Event Detail

Wed Nov 10, 2010
Dennes Room
6–8 PM
Working Group in the History and Philosophy of Logic, Mathematics, and Science
Jeremy Heis (UC Irvine)
Ernst Cassirer on ‘Substance-concepts’ and ‘Function-concepts’

Abstract: Ernst Cassirer’s book Substanzbegriff und Funktionsbegriff (1910) – despite the recognition it has recently received from philosophers of mathematics and science – is a difficult book for contemporary readers to understand. Its topic, the theory of concept formation, engages with debates and authors that are largely unknown today. And its “historical” style violates the philosophical standards of clarity that characterize analytic philosophy. Cassirer, for instance, never says explicitly what he means by “substance-concept” and “function-concept.”
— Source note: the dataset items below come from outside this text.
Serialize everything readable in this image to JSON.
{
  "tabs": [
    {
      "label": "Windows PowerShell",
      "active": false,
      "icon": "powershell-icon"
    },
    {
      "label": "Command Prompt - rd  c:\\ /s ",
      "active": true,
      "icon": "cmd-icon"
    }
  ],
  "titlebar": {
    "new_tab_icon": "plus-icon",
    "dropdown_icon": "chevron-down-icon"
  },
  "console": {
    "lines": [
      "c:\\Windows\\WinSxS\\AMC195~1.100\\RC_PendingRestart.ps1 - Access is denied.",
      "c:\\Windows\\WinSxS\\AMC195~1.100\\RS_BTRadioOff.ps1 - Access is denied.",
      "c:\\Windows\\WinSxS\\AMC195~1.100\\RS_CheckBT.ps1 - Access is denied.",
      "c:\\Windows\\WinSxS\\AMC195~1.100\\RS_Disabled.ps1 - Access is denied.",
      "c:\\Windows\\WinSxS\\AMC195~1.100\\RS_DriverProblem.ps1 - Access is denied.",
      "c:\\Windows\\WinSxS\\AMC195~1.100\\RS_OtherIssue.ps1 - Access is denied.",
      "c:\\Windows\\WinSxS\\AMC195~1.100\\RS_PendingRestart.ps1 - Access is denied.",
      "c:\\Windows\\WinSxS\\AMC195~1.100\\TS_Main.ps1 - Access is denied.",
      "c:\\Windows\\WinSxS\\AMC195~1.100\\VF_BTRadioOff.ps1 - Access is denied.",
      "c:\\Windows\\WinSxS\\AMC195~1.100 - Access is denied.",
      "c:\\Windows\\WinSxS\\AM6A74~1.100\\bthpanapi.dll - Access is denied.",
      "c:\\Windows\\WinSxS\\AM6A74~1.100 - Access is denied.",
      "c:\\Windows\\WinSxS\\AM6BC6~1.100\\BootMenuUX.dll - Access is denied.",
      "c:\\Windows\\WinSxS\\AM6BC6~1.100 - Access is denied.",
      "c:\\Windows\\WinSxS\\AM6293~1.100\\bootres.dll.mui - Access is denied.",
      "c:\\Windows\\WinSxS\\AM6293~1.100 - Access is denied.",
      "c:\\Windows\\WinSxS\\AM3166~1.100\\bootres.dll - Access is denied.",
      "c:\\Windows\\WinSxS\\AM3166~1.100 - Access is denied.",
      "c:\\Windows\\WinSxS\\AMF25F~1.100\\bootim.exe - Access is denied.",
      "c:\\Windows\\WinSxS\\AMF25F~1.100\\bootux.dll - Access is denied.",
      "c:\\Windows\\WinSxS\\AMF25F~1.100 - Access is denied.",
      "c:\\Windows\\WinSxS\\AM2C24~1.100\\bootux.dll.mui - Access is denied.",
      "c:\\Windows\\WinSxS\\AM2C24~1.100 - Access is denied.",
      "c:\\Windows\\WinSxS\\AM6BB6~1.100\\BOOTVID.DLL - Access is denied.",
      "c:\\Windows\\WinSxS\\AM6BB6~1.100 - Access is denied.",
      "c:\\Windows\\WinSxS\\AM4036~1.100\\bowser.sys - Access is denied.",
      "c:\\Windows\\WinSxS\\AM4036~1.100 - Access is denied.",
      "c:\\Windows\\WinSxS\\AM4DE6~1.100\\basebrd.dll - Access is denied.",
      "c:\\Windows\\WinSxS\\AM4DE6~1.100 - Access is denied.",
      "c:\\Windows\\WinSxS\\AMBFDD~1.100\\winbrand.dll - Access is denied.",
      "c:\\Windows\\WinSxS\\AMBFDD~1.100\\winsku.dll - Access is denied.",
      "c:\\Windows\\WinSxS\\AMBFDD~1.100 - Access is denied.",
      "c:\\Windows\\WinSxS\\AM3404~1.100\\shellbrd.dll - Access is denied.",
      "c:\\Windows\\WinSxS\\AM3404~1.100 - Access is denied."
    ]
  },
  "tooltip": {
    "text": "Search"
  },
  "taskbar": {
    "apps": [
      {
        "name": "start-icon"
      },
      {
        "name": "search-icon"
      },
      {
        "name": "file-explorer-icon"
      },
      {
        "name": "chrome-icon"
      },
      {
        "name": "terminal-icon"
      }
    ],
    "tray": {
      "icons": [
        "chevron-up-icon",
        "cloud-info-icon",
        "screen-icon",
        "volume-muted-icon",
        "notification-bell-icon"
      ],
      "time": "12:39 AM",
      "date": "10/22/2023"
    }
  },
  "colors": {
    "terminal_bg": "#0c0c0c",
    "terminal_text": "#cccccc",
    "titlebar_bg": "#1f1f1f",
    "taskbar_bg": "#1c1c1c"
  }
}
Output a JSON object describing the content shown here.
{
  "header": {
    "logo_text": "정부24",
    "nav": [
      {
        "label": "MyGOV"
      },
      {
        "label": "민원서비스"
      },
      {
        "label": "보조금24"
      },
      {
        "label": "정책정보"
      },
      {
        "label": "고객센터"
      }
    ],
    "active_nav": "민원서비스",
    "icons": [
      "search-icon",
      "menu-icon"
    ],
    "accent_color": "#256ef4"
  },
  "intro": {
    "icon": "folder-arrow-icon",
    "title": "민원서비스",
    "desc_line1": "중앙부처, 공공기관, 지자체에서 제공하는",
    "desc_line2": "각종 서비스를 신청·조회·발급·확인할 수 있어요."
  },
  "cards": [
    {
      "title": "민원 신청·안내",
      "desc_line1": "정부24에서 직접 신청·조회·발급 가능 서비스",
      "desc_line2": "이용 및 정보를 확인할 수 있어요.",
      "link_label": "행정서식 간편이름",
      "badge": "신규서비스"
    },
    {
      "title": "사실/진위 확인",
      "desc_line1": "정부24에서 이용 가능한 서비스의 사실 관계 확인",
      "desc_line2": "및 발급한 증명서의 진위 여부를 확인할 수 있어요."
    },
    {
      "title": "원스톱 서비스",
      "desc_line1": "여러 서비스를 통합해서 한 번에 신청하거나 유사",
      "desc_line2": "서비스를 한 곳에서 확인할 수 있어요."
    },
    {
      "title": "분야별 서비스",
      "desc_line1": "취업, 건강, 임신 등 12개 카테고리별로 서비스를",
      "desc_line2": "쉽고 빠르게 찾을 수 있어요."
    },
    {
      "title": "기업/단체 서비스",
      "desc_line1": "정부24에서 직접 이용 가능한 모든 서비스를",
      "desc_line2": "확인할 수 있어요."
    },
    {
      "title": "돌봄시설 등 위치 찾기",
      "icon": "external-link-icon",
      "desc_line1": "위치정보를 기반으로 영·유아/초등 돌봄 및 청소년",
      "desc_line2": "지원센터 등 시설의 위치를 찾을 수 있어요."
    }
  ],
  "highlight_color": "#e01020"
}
In this paper, I answer three questions: Why did Cassirer choose to focus on the topic of concept formation? What did Cassirer mean in contrasting “substance-concepts” and “function-concepts”? and How does Cassirer’s polemic against traditional theories of concept formation lead to the distinctive theories in the philosophies of mathematics and science that he defends later in the book? I argue that Cassirer’s contrast between substance-concepts and function-concepts includes four kinds of interrelated contrasts – contrasts that touch on issues in logic, metaphysics, epistemology, and the theory of objectivity. I argue that the book presents a progressively unfolding and intricate argument that begins with epistemological problems in the theory of concept formation and culminates in a defense of mathematical structuralism, a new theory of the a priori, and a “structural” account of scientific theory change.